You can bring your own probe by wrapping your probe in one of the provided Probe classes under src/probe.py or by defining your own class. Make sure to register any new probe classes with a new extension using the @register_probe such that they can be loaded by the load_probe function that is used by the training interventions.
The LLM Judge is run through OpenRouter API requests and can be changed to any other model compatible with OpenRouter.
This repo uses Verl v0.6.1, installed under the /verl directory. We do not modify any files in this directory. If you wish to upgrade to a newer version of Verl, you may replace this folder completely and modify the wrappers under src/train/verl for compatibility with the updated version.

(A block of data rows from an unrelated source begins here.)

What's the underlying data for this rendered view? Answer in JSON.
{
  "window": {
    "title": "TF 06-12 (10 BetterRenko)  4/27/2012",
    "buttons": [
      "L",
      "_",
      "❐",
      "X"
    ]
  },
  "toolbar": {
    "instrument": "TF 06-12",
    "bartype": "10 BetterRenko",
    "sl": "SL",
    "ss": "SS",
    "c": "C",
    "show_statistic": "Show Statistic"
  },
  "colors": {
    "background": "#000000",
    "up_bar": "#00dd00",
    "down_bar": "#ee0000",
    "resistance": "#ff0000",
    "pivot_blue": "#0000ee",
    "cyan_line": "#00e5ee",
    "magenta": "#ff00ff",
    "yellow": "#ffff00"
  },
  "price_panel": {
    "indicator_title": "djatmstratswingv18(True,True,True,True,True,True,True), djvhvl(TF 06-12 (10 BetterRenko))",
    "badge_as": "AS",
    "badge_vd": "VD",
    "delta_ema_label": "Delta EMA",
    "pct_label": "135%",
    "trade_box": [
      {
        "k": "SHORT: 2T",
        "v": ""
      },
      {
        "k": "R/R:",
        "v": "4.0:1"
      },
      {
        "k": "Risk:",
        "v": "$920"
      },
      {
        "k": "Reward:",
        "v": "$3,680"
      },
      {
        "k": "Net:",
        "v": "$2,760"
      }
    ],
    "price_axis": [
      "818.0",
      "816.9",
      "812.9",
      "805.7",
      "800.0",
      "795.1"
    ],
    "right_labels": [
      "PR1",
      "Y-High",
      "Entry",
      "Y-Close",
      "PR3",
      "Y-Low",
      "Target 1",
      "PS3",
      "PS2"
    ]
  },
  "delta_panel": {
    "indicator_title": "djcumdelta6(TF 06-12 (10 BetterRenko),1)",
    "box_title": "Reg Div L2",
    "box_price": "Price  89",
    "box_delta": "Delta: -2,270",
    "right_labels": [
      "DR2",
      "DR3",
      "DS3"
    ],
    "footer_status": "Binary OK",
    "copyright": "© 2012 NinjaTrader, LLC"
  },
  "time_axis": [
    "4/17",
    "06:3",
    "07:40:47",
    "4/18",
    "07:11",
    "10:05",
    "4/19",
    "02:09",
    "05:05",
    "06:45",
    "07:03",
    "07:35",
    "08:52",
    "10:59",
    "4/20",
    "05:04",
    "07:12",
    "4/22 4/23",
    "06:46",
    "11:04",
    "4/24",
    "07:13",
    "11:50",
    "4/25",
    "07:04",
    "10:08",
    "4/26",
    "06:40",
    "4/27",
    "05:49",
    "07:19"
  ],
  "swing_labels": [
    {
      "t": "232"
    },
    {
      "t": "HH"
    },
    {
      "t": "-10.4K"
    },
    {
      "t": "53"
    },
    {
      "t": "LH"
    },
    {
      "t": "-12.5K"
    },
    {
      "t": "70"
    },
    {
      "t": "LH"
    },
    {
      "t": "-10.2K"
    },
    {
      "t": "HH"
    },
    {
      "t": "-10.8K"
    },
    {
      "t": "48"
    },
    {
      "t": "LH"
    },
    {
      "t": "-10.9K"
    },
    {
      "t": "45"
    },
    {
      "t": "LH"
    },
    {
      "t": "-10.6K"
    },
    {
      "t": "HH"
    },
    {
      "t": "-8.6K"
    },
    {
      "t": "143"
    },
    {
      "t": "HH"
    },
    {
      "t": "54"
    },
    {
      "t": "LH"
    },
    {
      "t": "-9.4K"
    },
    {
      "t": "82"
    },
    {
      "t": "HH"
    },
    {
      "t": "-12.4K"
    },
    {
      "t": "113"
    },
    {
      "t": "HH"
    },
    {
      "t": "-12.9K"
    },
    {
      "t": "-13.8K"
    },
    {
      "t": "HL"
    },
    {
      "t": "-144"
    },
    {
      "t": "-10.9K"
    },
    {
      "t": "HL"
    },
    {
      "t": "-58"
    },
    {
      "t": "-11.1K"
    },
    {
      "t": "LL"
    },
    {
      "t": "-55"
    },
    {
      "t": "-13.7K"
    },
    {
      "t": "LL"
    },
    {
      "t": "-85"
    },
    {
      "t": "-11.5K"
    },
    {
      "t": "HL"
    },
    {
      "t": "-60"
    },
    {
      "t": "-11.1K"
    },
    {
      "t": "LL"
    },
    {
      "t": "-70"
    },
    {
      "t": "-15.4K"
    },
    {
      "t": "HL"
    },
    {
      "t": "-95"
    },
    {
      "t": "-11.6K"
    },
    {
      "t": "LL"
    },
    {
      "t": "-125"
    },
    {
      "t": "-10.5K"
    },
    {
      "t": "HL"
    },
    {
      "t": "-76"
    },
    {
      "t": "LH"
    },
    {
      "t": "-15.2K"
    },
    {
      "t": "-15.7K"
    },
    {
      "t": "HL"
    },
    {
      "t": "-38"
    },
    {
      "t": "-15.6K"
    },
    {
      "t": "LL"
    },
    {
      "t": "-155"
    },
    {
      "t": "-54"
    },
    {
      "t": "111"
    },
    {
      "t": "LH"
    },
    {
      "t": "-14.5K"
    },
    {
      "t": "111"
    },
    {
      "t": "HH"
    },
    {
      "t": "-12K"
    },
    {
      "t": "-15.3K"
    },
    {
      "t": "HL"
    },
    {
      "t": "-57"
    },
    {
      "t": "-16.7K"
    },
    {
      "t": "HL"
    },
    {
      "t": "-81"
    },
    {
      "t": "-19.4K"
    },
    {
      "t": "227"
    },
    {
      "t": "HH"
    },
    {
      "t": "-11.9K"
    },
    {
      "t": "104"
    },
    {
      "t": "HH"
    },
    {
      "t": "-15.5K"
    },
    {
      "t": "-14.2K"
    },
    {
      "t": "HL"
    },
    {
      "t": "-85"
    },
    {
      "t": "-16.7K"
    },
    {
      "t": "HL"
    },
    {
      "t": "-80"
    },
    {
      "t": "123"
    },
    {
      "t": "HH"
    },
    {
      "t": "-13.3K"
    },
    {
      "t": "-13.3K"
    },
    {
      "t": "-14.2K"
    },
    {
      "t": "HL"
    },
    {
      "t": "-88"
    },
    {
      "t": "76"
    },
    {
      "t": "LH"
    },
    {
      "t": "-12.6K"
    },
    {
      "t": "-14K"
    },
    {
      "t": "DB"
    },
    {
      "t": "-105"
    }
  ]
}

git clone --branch v0.6.1 --single-branch https://github.com/volcengine/verl.gitIf you are getting an error that verl is not found, make sure it has been installed with uv:
uv pip install --no-deps -e verl/All Qwen3 models should work with this codebase. To use additional models, the primary incompatible feature is enable_thinking. We add chat template kwargs enable_thinking: true/false to turn on/off thinking which will only work for Qwen3 models (see src/verl/grpo.py and src/generate.py). We otherwise believe the setup should work with other models.
If you wish to run with thinking enabled, we recommend running with significantly higher max completion length (minimum 4096 or higher) or run an initial RL training with a reward to encourage shorter thinking prior to doing any reward hacking training.
To use other datasets, test cases would need to be formatted into the unit test framework of assertions in order to be compatible with our code evaluator.